I know the above setting is correct because my office PC has a static address and it works with that setting.

But the secretary’s computer consistently cannot pick up the DNS from the server.  All other computers on the network (wired or wireless, static IP or assigned) use the DNS without any problem.

I have tried turning off the firewall (Norton) and making sure Windows firewall is disabled.  It still didn’t work.

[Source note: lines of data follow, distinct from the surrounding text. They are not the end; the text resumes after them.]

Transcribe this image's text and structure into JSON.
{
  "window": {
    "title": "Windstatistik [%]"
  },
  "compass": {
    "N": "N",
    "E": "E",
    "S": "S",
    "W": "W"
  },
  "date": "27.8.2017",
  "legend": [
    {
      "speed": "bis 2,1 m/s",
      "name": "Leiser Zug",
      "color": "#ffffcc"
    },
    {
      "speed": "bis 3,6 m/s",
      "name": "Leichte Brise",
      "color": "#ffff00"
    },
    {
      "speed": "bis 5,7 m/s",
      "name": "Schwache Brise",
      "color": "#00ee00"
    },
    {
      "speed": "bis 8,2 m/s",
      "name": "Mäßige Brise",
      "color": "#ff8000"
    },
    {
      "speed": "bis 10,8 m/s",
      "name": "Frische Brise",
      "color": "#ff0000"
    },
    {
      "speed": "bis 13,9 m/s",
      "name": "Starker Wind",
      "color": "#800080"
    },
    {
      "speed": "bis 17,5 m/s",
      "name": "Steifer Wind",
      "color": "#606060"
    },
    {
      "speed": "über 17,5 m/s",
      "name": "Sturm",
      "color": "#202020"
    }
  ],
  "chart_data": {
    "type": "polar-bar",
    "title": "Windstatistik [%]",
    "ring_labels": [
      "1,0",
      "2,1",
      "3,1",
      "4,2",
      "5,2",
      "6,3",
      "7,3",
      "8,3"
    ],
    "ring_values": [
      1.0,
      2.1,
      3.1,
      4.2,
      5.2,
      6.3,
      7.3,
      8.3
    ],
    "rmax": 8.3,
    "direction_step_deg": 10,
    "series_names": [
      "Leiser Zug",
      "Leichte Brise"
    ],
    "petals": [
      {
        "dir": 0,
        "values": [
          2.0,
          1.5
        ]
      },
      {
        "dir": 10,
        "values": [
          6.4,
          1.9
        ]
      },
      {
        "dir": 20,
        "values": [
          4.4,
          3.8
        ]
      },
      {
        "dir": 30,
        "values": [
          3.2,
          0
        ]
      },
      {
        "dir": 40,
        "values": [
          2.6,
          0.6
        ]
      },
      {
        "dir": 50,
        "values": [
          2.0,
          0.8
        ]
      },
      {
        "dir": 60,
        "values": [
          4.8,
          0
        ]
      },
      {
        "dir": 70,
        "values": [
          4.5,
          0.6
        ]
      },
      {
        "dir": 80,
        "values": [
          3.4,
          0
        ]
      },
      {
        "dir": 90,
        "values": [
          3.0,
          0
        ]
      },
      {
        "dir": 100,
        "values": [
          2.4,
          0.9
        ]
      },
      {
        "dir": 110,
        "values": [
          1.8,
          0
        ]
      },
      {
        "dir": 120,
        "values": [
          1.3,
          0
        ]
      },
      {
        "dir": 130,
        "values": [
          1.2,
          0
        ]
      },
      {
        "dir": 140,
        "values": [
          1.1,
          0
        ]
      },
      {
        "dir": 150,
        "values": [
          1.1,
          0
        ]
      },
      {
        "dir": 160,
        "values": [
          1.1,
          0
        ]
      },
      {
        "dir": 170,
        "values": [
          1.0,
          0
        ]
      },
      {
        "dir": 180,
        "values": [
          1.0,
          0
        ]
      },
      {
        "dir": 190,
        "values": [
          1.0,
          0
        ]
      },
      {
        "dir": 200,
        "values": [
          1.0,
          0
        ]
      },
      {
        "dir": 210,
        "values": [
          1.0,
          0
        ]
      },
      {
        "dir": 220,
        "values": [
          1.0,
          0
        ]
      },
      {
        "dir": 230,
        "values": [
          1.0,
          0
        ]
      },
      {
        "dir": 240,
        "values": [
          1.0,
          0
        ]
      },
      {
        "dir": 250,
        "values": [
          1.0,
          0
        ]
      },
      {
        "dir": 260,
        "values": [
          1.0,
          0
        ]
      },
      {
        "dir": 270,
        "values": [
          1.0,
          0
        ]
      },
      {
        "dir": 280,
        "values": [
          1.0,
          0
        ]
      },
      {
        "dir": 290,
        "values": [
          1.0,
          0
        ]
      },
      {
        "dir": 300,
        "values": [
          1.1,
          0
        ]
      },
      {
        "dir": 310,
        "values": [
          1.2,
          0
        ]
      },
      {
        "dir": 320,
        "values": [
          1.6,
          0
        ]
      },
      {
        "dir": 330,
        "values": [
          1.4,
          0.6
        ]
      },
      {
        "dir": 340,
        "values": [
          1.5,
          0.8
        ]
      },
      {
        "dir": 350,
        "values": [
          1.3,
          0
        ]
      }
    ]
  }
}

Someone told me to replace the card.  I pulled the wireless card out and used the network port on the motherboard.  Same result.

Any thoughts?

Thanks.


8 Responses to “One Computer on Network Can’t Use DNS…”

  1. Ken Says:

    Try setting the DNS on that computer to the real nameservers from your ISP and not your router. That should get it to work, but it’s not telling us what happened.

  2. alacy Says:

    That is the exact work around I would suggest you try, i.e. get the IP’s of the ISP’s nameservers and use them. But I can’t think of what would prevent it from using the router as a nameserver.

  3. Ken Says:

    Something I didn’t ask was what is the OS of that computer? If it’s XP or 2000 I would run DialAfix http://www.softpedia.com/progDownload/Dial-a-fix-Download-27328.html and Winsockfix http://www.softpedia.com/get/Tweak/Network-Tweak/WinSockFix.shtml and see if that fixes it. Run the Winsockfix first.

  4. steve Says:

    OK — I have tried the following:
    1. I used the DNS servers provided by my dsl provider indicated here:
    http://kb.earthlink.net/case.asp?article=187117 No dice.
    2. I ran WinsockFIX. No dice.
    3. I ran dial-a-fix, but didn’t see the area that addresses networking problems, specifically.

    Any other thoughts?

  5. Ken Says:

    You got me. Have you tried a different ethernet cable? Is this the cable that you ordered a couple weeks ago? That could be the issue, but I’m just guessing… Plus now we are getting into the $50/hr territory! Kidding!

  6. steve Says:

    I don’t think it’s the card or cable. I removed the wireless card in the machine and am using the wired port. The cable is new. It works to get into the router and to surf the web via IP. It’s very strange.

  7. alacy Says:

    I can’t think of anything that would cause that. But I do know what the company tech guys would suggest now. They would says slick it, (back up all data, reinstall the os, reinstall the programs, reload all the data files).

  8. steve Says:

    Well – I did a format and reinstall. Fixed it.

    Not sure what the cause was. If you know, don’t tell me now. It will just make me mad.